Package is allowed, but XeLaTeX still fails to load it

Symptom:

  • the package-policy error is gone, but compile logs still report that a package or style file cannot be found

Cause:

  • the TeX package is allowed by policy but not installed in the container image
  • the current image is broad (texlive-latex-extra, texlive-publishers, texlive-science, etc.) but it is still not equivalent to texlive-full

Fix:

  • treat this as TeX image coverage, not policy enforcement
  • inspect compile logs to identify the missing package
  • either install the missing TeX Live collection(s) or evaluate moving to texlive-full if package churn remains high

Secret preflight says a secret is required, but the secret already exists

Symptom:

  • workflow logs show Unable to access required Secret Manager secret ...
  • the secret is visible from an operator shell in the target project

Cause:

  • the GitHub Actions service account behind GCP_SA_KEY does not have access to the secret metadata or latest version
  • workflow preflight now checks actual secret access, not just the configured name

Fix:

  • check the Show active GCP deploy principal step in the same workflow run and use that service account email for IAM binding
  • grant the GitHub Actions service account roles/secretmanager.secretAccessor on the required secret
  • for diagnostics checks, do the same for ai-diagnostics-token if you want the internal health verification to run

GET /api/ai/health works, but browser AI assistant requests still fail

Symptom:

  • GET /api/ai/health returns 200 JSON
  • browser POST /api/ai/agent/turn requests still fail with 5xx

Check these first:

  • Firestore is enabled and has a database in the same GCP project as the AI Cloud Run service
  • the Cloud Run runtime service account can access Firestore in that project
  • AI_ALLOWED_ORIGIN, WORKSPACE_FRONTEND_ORIGIN, and GOOGLE_OAUTH_REDIRECT_URI all match the deployed frontend origin when using Firebase Hosting /api/** rewrites

Recommended post-deploy smoke test:

node scripts/check-ai-runtime-smoke.mjs --origin https://app.YOUR_DOMAIN

That smoke test verifies:

  • GET /api/ai/health returns a configuration-level JSON response
  • GET /api/auth/session without cookies
  • POST /api/ai/agent/turn with a minimal payload returns no agentStatus

/api/ai/health confirms that the required Vertex AI env vars are present.

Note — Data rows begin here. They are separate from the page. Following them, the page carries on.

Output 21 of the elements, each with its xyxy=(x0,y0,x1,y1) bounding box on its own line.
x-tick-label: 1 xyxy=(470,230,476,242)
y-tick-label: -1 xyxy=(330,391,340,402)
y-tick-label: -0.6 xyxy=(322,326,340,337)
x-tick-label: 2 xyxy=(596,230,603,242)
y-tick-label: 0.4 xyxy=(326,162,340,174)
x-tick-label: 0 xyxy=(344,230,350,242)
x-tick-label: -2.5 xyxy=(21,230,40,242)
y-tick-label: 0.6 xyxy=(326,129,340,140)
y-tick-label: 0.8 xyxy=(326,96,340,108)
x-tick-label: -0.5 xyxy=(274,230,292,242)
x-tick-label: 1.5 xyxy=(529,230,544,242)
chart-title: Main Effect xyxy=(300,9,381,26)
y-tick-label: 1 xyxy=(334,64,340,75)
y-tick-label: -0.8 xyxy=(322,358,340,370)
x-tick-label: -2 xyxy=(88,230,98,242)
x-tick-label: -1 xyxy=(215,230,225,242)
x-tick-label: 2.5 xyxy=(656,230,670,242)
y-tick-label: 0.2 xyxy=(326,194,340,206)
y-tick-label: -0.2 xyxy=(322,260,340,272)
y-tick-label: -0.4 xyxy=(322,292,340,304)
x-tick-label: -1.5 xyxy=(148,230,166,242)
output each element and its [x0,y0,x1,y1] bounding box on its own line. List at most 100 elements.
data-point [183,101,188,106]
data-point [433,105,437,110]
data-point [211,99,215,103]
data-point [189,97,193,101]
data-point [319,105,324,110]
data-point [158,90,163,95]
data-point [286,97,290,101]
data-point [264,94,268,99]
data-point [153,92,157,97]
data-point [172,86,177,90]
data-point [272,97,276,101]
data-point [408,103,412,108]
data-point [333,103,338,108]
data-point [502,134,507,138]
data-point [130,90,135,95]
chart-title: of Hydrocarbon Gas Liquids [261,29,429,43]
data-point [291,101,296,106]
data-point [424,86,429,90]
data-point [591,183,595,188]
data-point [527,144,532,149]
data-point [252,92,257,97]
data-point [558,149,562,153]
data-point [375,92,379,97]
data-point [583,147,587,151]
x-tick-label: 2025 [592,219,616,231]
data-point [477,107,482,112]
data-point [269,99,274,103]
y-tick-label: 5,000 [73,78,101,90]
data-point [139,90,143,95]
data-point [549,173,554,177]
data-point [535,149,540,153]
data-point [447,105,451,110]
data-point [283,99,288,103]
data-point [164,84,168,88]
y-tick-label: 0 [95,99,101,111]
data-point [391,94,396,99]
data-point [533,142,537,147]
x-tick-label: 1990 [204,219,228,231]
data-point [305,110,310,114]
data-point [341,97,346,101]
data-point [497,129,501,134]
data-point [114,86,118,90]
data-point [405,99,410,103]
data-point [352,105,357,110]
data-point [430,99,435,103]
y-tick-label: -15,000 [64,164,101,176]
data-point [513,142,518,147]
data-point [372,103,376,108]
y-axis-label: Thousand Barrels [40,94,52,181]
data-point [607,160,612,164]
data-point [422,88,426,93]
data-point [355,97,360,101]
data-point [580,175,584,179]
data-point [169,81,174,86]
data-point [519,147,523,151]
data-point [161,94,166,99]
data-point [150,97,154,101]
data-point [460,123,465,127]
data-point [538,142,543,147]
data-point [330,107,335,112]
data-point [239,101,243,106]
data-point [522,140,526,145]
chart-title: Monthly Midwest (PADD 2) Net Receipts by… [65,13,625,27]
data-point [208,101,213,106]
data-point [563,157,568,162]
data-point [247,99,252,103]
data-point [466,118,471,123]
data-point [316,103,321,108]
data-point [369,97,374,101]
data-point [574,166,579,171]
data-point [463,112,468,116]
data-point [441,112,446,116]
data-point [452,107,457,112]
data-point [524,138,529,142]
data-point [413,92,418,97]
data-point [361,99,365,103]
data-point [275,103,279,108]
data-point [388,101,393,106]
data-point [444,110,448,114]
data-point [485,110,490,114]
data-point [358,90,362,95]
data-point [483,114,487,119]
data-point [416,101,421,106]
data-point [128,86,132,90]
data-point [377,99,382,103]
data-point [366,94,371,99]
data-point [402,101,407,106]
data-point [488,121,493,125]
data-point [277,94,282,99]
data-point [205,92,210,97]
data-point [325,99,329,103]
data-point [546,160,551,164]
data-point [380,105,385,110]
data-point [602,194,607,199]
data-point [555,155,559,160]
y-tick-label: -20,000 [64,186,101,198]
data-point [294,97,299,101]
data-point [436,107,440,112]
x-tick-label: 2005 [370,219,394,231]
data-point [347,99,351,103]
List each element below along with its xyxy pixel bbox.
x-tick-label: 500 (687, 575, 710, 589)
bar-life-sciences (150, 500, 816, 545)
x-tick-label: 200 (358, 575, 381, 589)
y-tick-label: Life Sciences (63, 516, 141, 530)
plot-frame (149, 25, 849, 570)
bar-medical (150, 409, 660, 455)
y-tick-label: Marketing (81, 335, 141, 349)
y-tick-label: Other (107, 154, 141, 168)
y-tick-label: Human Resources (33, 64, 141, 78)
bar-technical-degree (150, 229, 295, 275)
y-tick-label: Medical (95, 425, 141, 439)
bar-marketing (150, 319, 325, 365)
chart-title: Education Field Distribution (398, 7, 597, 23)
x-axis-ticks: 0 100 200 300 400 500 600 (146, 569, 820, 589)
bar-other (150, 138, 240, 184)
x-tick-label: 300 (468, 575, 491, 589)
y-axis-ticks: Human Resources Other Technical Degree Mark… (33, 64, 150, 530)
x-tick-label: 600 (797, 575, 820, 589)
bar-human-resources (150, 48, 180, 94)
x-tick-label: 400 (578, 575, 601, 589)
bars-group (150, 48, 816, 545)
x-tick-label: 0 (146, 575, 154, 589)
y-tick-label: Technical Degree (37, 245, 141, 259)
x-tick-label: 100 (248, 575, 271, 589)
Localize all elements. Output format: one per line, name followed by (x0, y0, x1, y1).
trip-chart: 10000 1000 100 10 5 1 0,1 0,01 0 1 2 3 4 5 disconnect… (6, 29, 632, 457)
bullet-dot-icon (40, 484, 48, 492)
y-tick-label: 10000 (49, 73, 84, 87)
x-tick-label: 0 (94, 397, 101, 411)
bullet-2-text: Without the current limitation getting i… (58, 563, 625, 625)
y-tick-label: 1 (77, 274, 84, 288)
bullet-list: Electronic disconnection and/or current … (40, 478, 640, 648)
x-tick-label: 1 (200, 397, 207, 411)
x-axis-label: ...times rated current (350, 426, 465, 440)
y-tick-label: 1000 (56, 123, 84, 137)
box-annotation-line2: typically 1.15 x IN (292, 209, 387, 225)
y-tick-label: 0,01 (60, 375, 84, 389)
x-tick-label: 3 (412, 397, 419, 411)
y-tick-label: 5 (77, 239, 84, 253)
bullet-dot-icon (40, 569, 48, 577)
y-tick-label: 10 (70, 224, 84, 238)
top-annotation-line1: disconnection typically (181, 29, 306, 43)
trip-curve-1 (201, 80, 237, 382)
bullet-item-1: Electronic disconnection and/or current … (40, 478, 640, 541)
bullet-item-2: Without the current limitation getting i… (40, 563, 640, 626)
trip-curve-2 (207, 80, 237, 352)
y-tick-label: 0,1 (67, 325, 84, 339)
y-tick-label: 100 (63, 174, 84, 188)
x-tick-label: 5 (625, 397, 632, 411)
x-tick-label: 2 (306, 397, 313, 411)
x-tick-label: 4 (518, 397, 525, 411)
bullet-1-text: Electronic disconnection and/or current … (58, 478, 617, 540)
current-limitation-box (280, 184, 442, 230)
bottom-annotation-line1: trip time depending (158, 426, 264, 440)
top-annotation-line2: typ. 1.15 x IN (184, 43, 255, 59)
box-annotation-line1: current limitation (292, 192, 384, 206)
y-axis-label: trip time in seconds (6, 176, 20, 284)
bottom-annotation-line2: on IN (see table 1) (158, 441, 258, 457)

It does not prove the configured model can actually serve requests. The smoke test is the readiness check that exercises a real Agent turn.

Notes

  • npm run build is for desktop-oriented output and should not be used for the static GCP frontend deployment.
  • npm run build:web is the correct production build for GCP frontend hosting.
  • The web profile intentionally defers AI, knowledge, history, structured editing, document tools, and advanced blocks until needed.